If you were around for the "YESSSSS, finally" that accompanied the film nerd's triumphant first load of the page in the afternoon, you may already realize that this site is kind of a big deal. Many of the names on the masthead will be familiar to anyone who frequented the The Onion's AV Club in the past decade. Longtime editor Keith Phipps parted ways with the AV Club in December, and has brought along AV Club stalwarts Scott Tobias, Tasha Robinson, Genevieve Koski, Nathan Rabin, and Noel Murray, to go along with other writers such as Sam Adams, Matt Singer and Mike D'Angelo, to new venture The Dissolve. This bodes well for anyone who, like us, has always enjoyed the marriage of intelligent, informed writing and passionate fandom that we found there.

So what is the deal with "Pitchfork, but for movies?" A really, really nice design, for starters, and movie reviews, news, interviews and "commentary that goes beyond gossip and box-office results," as Editor Phipps told Mashable earlier this week:

There's a lot of great film writing on the Internet, but there really wasn't anyone doing what Pitchfork has done for music, which is smart, opinion-driven, critic-driven, review-driven, and written for an audience that was passionate about film but not necessarily coming at it from an academic view.

Like its parent site, The Dissolve will be advertiser-supported, with partnerships in the works. We see AV Club DNA in its array of pithily-named recurring feature segments like Forgotbusters, where Rabin looks at blockbusters that were a little heavy on the "bust" part, and Performance Review, where D'Angelo catalogs great but unheralded performances.

Out of the gate, The Dissolve covers everything in wide release and more, using a five-star system to accompany medium-length (600-1000 words) reviews (check out Rabin's take on Fruitvale Station). The news section has already delivered some interesting nuggets, with Criterion half-off sale recommendations and some good picks for cable viewers looking for movie guidance (although they didn't pick Sharknado?) The Believer-esque portraits portends that, even more than on Pitchfork, the personalities and voices of the writers will be foregrounded.
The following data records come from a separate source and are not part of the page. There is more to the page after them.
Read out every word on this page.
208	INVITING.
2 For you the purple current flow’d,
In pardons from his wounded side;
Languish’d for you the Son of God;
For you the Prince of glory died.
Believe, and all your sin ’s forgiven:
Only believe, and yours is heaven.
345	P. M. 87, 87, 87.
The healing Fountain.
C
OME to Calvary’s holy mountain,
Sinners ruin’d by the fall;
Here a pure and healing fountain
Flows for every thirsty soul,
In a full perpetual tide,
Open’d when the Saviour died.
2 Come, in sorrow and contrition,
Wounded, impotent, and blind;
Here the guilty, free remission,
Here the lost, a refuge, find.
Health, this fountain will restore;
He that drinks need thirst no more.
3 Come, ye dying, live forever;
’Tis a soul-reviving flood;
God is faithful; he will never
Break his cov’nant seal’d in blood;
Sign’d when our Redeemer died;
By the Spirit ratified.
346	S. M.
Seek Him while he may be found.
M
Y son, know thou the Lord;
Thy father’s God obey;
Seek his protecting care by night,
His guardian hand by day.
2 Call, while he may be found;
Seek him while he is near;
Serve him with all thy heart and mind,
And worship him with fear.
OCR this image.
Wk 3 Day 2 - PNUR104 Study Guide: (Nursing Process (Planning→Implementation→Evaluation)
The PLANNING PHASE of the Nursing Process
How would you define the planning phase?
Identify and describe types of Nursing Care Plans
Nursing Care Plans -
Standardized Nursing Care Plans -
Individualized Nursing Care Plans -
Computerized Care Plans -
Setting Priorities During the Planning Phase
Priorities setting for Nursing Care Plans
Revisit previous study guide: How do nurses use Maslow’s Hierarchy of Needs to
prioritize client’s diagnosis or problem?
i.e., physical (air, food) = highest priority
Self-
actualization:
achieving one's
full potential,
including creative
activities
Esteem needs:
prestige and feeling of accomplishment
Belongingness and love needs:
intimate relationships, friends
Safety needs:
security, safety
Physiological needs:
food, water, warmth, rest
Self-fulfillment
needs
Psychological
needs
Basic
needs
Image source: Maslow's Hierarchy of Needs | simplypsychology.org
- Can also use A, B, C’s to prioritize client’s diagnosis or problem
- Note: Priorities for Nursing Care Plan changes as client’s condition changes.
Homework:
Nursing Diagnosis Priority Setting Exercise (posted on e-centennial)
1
This will be Pitchfork's highest-profile expansion from its music focus since its 1996 founding (Nothing Major, covering "emerging visual culture", launched in December). Although there are structural parallels between the AV Club and The Dissolve (subordinate to a formerly-Chicago-headquartered media mothership), it's only fair that we get to know this new animal on its own merits, and with as much interesting writing about work already on the table, and the staff happily based here in Chicago, we are eager to do so.